Automatically reduce AI costs without changing your workflow.

The CostWise Managed Cost Policy (MCP) SDK analyzes your LLM requests, classifies task complexity, and recommends cheaper models and token limits — saving up to 90% on AI costs.

Install

pip install costwise-mcp

Quick Start

from costwise_mcp import CostPolicy

policy = CostPolicy(
    api_key="cw_your_api_key",
    backend_url="https://app.cost-wise.dev",  # your CostWise instance
)

decision = policy.optimize(
    prompt="Translate 'hello' to French",
    model="gpt-5.4",
)

print(decision.recommended_model)  # "gpt-5.4-mini" (70% cheaper)
print(decision.max_tokens)         # 256
print(decision.estimated_cost)     # $0.001154

# Call your LLM with the optimized params
from openai import OpenAI
client = OpenAI()
response = client.chat.completions.create(
    model=decision.recommended_model,
    max_tokens=decision.max_tokens,
    messages=[{"role": "user", "content": "Translate 'hello' to French"}],
)

# Report actual usage (async, non-blocking, optional)
policy.report(decision, actual_tokens=response.usage.total_tokens)

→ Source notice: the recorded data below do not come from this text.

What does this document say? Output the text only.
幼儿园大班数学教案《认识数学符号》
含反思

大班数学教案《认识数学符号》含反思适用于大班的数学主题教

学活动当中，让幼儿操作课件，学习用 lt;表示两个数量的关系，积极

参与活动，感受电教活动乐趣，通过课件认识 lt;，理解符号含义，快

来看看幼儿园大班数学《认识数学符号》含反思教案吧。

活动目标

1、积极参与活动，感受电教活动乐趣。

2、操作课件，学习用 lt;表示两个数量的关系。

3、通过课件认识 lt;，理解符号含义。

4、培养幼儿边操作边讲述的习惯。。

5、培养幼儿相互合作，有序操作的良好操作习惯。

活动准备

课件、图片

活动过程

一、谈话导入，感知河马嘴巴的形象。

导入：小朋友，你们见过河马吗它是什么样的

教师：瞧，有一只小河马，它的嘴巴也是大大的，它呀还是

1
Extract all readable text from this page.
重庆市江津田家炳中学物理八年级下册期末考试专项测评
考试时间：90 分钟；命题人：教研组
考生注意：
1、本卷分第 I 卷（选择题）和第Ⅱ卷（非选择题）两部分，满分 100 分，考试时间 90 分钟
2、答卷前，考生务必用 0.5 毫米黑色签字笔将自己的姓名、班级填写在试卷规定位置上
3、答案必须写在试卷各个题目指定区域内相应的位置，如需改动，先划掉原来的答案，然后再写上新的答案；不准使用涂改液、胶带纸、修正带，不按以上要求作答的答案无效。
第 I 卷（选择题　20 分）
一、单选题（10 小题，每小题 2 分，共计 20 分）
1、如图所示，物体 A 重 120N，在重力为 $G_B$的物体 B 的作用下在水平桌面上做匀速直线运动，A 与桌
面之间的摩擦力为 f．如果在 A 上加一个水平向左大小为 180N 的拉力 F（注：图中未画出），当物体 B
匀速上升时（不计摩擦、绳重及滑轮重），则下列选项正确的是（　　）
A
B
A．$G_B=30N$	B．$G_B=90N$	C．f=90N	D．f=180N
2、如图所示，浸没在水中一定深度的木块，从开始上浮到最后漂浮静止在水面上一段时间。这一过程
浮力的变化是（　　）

Team Policies (AI Governance)

Enforce model access and budgets per team:

from costwise_mcp import CostPolicy

policy = CostPolicy(api_key="cw_...", backend_url="https://app.cost-wise.dev")

# Interns: restricted to budget models (tier 3), max $50/month
decision = policy.optimize(
    prompt="Write a summary",
    model="gpt-5.4",      # they asked for premium
    team="interns",        # policy enforces tier 3
)
# decision.recommended_model = "gpt-5.4-nano"
# decision.message = "Team 'interns' restricted to tier 3 models"

# Engineers: standard tier, $500/month budget
decision = policy.optimize(
    prompt="Debug this code",
    model="gpt-5.4",
    team="engineers",      # policy enforces tier 2
)
# decision.recommended_model = "gpt-5.4-mini"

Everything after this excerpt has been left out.